Rule #1 Never ever use a droppie in Yellowstone. It is worth the couple of miles of driving for a flushie. Trust me on this one.

Rule #2 The bathrooms at the shore that cost a quarter are worth it! Pony up the quarter you won't regret it! 

Rule#3 If you can wait for a flying J do it. At least through Wyoming their bathrooms tend to be cleaner than any other truck stop.

Rule#4 If you can find a grocery store use the bathroom there. Too many travelers come in and out of truck stop bathrooms all day. Plus they normally have drinking fountains which are free and water sits way better in a traveling tummy than sugar drinks.

Rule #5 When at Wal-mart and a trip to the bathroom is inevitable ALWAYS and I repeat ALWAYS use the bathroom in layaway. They are a million times better than the ones up front.

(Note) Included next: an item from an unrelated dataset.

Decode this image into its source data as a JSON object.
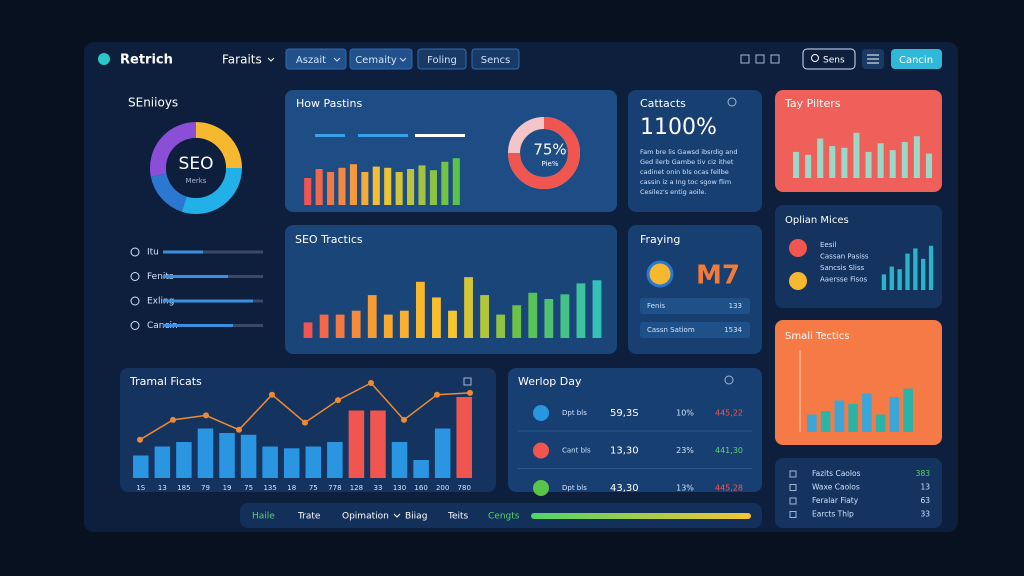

Today I was at a Wal-mart and forgot rule #5. I was wondering why in the world I was braving this restroom and not just waiting until I got back to my office. SoI have a question for you and if you are reading this I want you to really think about it and answer, you even have the option of an anonymous comment. Okay anyway... the question. What is the worst bathroom you have been forced to brave? Also, if you have a rule to add please do. Share the info with the rest of us please!

My answer I think would be the outhouse at our cabin. It is older than my mom and I have been afraid I was going to fall in since I was a small child. Which is a valid concern as most of the outhouse is rotting away. I was also plagued by stories of my aunt disturbing a bee hive when she made the inaugural trip to the outhouse one season. Alas, I always choose the outhouse over the woods because it at least affords me a small amount of privacy.

P.S. In my family if we say we have to go put something on layaway you now know just what we mean.

Monday

Confession Monday

I am a prayer peeker. Not just occasionally, I peek every single time.